Cantatas Nos 82 & 199. Concerto for Oboe, Violin and Strings, BWV1060
Emma Kirkby sop Katharina Arfken ob Freiburg Baroque Orchestra / Gottfried von der Goltz vn
Carus 83 302 (62‘ · DDD · T/t) Buy from Amazon
One of the world’s brightest Baroque ensembles performing with one of the world’s most admired Baroque sopranos is an enticing proposition. What’s more, the solo cantatas on offer here are two of Bach’s most moving: No 82, Ich habe genug, that serene contemplation of the afterlife; and No 199, Mein Herze schwimmt im Blut, a relatively early work with a text that moves from the wallowing self-pity of the sinnner to joyful relief in God’s mercy. Each contains music of great humanity and beauty, and each, too, contains an aria of aching breadth and nobility – the justly celebrated ‘Schlummert ein’ in the case of Ich habe genug, and in Mein Herze the humble but assured supplication of ‘Tief gebückt’.

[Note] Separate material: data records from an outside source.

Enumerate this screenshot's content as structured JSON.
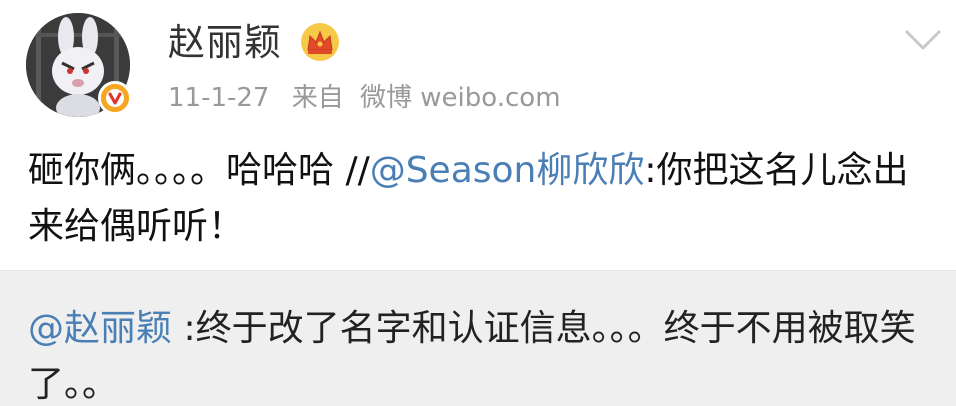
{
  "post": {
    "username": "赵丽颖",
    "date": "11-1-27",
    "source_prefix": "来自",
    "source_name": "微博 weibo.com",
    "text_main": "砸你俩。。。。哈哈哈 //",
    "mention_1": "@Season柳欣欣",
    "text_after_mention": ":你把这名儿念出来给偶听听！"
  },
  "retweet": {
    "mention": "@赵丽颖",
    "text": " :终于改了名字和认证信息。。。终于不用被取笑了。。"
  },
  "icons": {
    "crown": "crown-icon",
    "verified": "verified-badge-icon",
    "chevron": "chevron-down-icon"
  },
  "colors": {
    "link": "#4a7fb5",
    "badge": "#f5a623",
    "crown": "#f0a81b",
    "retweet_bg": "#efefef"
  }
}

Both could have been written for Emma Kirkby, who’s perhaps at her best in this kind of long-breathed, melodically sublime music, in which pure beauty of vocal sound counts for so much. The support of the Freiburg Baroque Orchestra is total, combining tightness of ensemble with such flexibility and sensitivity to the job of accompaniment that you really feel they’re ‘playing the words’. The Freiburgers also give one of the most satisfyingly thoroughbred accounts of the Violin and Oboe Concerto on disc. Add a recorded sound which perfectly combines bloom, clarity and internal balance, and you’ve a CD to treasure.
Cantatas Nos 82 & 199
Lorraine Hunt Lieberson mez Peggy Pearson ob Orchestra of Emmanuel Music / Craig Smith
Nonesuch 7559 79692-2 (51' · DDD · T/t) Buy from Amazon
Lorraine Hunt Lieberson’s performances of these two cantatas are like deeply personal, supplicatory confessionals. The American mezzo-soprano has a dark and well-focused sound, and brings words and music to life through a wealth of imaginative detail. The Orchestra of Emmanuel Music (a Boston-based church that incorporates the Bach cantata cycle into its regular liturgy) provides warm-hearted, rich-toned support from 11 strings plus bassoon, and Peggy Pearson shapes the obbligato oboe d’amore parts with exquisite sensitivity. A stunning and remarkably affecting achievement all round.